Washington, 7 October 2005 (RFE/RL) -- Not long after the London bombings of 7 July, Britain decided it had to make the country less vulnerable. Within a month (5 August), Prime Minister Tony Blair announced a series of new laws. One of them rules that Britain will not tolerate publicly advocating politically motivated violence.
"Coming to Britain is not a right, and even when people have come here, staying here carries with it a duty," Blair said. "That duty is to share and support the values that sustain the British way of life. Those that break that duty and try to incite hatred or engage in violence against our country and its people, have no place here."

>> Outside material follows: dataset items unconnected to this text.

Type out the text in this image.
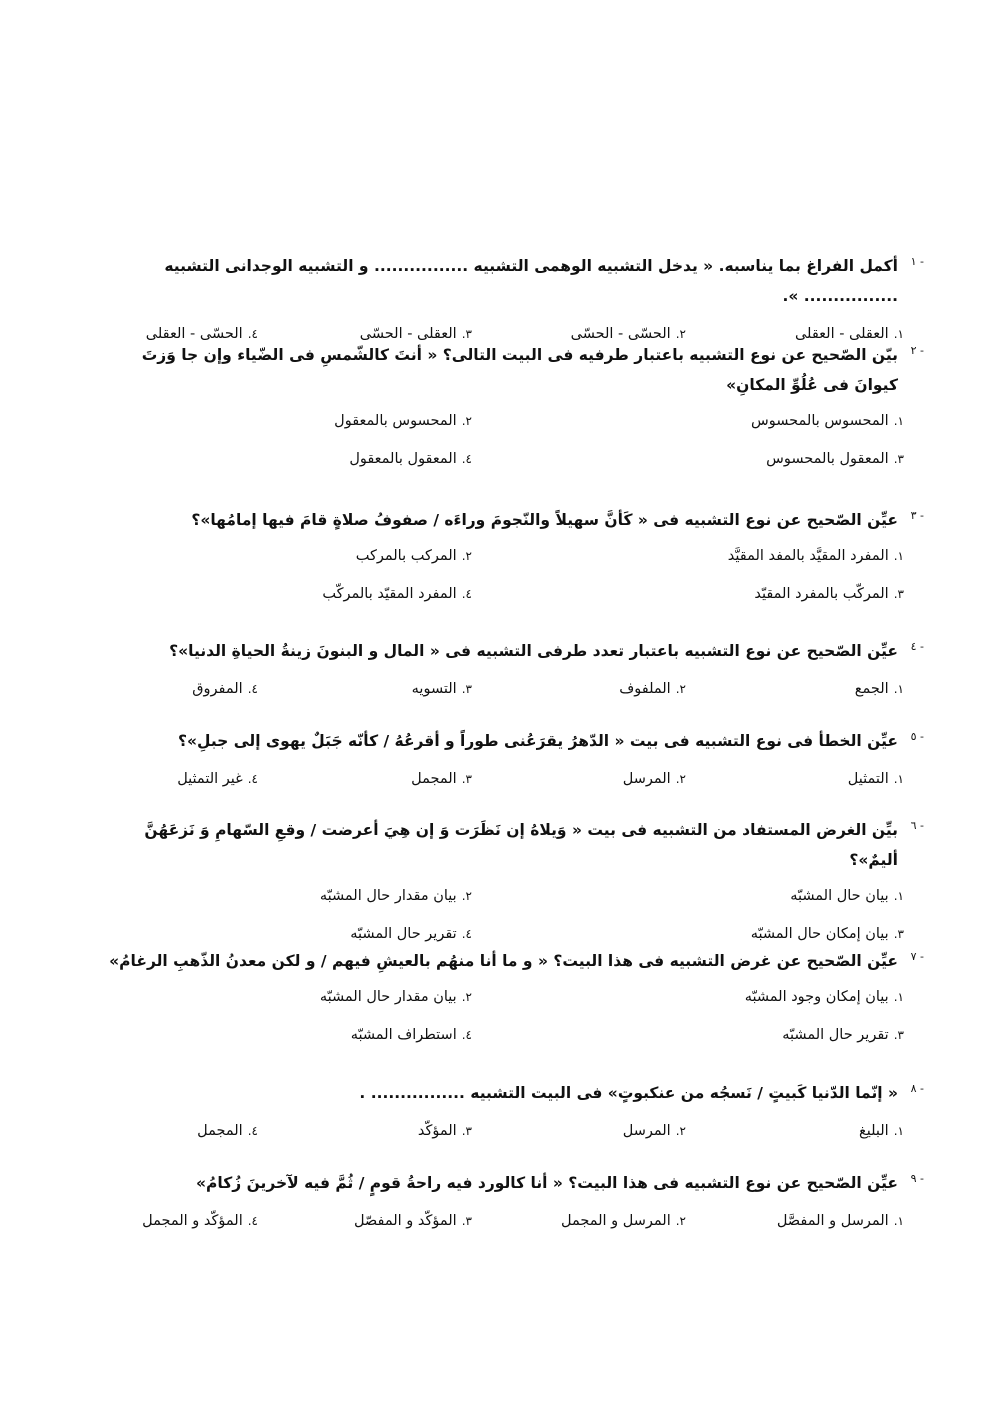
١ -
أكمل الفراغ بما يناسبه. « يدخل التشبيه الوهمى التشبيه ................ و التشبيه الوجدانى التشبيه ................ ».
١.العقلى - العقلى
٢.الحسّى - الحسّى
٣.العقلى - الحسّى
٤.الحسّى - العقلى
٢ -
بيّن الصّحيح عن نوع التشبيه باعتبار طرفيه فى البيت التالى؟ « أنتَ كالشّمسِ فى الضّياء وإن جا وَزتَ كيوانَ فى عُلُوِّ المكانِ»
١.المحسوس بالمحسوس
٢.المحسوس بالمعقول
٣.المعقول بالمحسوس
٤.المعقول بالمعقول
٣ -
عيِّن الصّحيح عن نوع التشبيه فى « كَأنَّ سهيلاً والنّجومَ وراءَه / صفوفُ صلاةٍ قامَ فيها إمامُها»؟
١.المفرد المقيَّد بالمفد المقيَّد
٢.المركب بالمركب
٣.المركّب بالمفرد المقيّد
٤.المفرد المقيّد بالمركّب
٤ -
عيِّن الصّحيح عن نوع التشبيه باعتبار تعدد طرفى التشبيه فى « المال و البنونَ زينةُ الحياةِ الدنيا»؟
١.الجمع
٢.الملفوف
٣.التسويه
٤.المفروق
٥ -
عيِّن الخطأ فى نوع التشبيه فى بيت « الدّهرُ يقرَعُنى طوراً و أقرعُهُ / كأنّه جَبَلٌ يهوى إلى جبلِ»؟
١.التمثيل
٢.المرسل
٣.المجمل
٤.غير التمثيل
٦ -
بيِّن الغرض المستفاد من التشبيه فى بيت « وَيلاهُ إن نَظَرَت وَ إن هِيَ أعرضت / وقعِ السّهامِ وَ نَزعَهُنَّ أليمٌ»؟
١.بيان حال المشبّه
٢.بيان مقدار حال المشبّه
٣.بيان إمكان حال المشبّه
٤.تقرير حال المشبّه
٧ -
عيِّن الصّحيح عن غرض التشبيه فى هذا البيت؟ « و ما أنا منهُم بالعيشِ فيهم / و لكن معدنُ الذّهبِ الرغامُ»
١.بيان إمكان وجود المشبّه
٢.بيان مقدار حال المشبّه
٣.تقرير حال المشبّه
٤.استطراف المشبّه
٨ -
« إنّما الدّنيا كَبيتٍ / نَسجُه من عنكبوتٍ» فى البيت التشبيه ................ .
١.البليغ
٢.المرسل
٣.المؤكّد
٤.المجمل
٩ -
عيِّن الصّحيح عن نوع التشبيه فى هذا البيت؟ « أنا كالورد فيه راحةُ قومٍ / ثُمَّ فيه لآخرينَ زُكامُ»
١.المرسل و المفصَّل
٢.المرسل و المجمل
٣.المؤكّد و المفصّل
٤.المؤكّد و المجمل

This reaction troubles John Hulsman, who studies European security affairs at the Heritage Foundation, a private policy-research center in Washington, told RFE/RL that he grew up in Britain and has long admired the country's tolerance. But he said he believes Britain's response verges on overreaction. And he said that was perhaps made possible because Britain has no formal, overarching constitution, merely statutes and precedents.

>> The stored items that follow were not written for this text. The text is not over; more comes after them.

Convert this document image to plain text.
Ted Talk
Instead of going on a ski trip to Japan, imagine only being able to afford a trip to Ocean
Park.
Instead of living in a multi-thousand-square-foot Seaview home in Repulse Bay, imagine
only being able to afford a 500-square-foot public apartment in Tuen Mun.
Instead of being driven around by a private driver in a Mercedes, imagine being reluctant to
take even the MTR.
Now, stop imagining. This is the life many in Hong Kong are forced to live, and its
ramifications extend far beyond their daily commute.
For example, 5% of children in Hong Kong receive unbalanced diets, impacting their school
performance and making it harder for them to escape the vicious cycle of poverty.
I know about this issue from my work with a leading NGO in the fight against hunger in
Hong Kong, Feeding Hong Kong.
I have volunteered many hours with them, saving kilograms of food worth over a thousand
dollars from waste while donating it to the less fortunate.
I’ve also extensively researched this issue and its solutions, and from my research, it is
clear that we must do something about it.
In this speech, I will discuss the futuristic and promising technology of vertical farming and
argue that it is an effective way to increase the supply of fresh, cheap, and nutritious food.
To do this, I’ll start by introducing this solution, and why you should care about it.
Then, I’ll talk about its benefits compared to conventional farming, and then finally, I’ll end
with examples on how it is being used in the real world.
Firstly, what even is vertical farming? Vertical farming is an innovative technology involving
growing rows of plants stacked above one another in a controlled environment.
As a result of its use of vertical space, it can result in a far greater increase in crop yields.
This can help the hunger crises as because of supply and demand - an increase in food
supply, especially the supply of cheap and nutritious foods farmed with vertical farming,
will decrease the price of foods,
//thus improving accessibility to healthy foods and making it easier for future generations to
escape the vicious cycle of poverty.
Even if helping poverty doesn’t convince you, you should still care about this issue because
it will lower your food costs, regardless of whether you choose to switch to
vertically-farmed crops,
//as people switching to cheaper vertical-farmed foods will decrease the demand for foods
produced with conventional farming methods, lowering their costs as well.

"One of the problems of not having a written constitution and a guaranteed bill of rights is that it's easy to swing that balance the other way," Hulsman said. "For instance, some of the new British laws in the wake of the July bombing -- that incitement to terrorism, including speech, is somehow a criminal offense -- is somewhat worrying. We're nearing the line where if you're critical of the government or support radicals throughout the world, you're in trouble."
Hulsman said he believes the United States has been more restrained in its efforts to tighten security.

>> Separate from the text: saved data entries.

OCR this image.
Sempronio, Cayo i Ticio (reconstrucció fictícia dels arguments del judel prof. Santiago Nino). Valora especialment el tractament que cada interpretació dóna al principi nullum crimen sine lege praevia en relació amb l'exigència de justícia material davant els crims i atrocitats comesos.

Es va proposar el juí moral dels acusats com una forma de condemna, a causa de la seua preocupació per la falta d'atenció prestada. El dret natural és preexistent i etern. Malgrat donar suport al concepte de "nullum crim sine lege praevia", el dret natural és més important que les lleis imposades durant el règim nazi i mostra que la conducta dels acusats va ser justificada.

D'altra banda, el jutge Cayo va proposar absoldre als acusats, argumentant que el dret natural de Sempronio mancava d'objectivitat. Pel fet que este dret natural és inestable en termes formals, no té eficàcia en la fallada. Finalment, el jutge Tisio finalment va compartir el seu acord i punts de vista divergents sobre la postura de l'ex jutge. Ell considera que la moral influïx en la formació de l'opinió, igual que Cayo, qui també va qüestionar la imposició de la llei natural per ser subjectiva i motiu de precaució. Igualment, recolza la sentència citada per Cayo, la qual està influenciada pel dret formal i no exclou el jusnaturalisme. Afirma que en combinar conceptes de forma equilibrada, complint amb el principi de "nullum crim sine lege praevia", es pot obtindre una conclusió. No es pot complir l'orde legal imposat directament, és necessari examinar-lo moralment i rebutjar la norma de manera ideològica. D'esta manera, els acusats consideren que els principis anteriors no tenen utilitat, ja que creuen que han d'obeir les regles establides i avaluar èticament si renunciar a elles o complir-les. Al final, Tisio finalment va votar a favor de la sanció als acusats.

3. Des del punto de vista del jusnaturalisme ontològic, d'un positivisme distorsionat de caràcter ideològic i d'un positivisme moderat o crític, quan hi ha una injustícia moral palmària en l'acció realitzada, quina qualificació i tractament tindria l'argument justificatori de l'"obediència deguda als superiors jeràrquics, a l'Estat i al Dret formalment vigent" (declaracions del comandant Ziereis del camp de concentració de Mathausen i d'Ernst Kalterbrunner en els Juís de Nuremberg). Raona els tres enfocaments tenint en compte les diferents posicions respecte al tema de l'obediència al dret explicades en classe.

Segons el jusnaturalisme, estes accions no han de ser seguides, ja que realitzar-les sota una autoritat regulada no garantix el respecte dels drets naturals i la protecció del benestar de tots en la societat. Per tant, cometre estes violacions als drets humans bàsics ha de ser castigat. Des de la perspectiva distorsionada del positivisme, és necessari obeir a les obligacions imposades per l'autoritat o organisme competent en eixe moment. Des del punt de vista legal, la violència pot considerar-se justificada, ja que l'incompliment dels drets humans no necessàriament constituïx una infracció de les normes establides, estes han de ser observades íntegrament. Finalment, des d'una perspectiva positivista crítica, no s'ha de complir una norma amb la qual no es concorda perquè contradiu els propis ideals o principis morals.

Shortly after the 11 September attacks, Congress passed the Patriot Act giving law enforcement broader investigatory powers. The Patriot Act was passed largely in the form proposed by the U.S. Justice Department. But Hulsman said that during the past few months, legislators have repealed some of the more intrusive elements of the law.
"They [Congress] took some various parts that they found egregious, forced the Justice Department to reinterpret them," he said. "I think so far actually our body politic has held together quite well. Certainly there are bits of the Patriot Act I'm not thrilled about, but given the extent of what's happened here [the 11 September attacks], I think there hasn't been as much of an overreaction as I might have thought."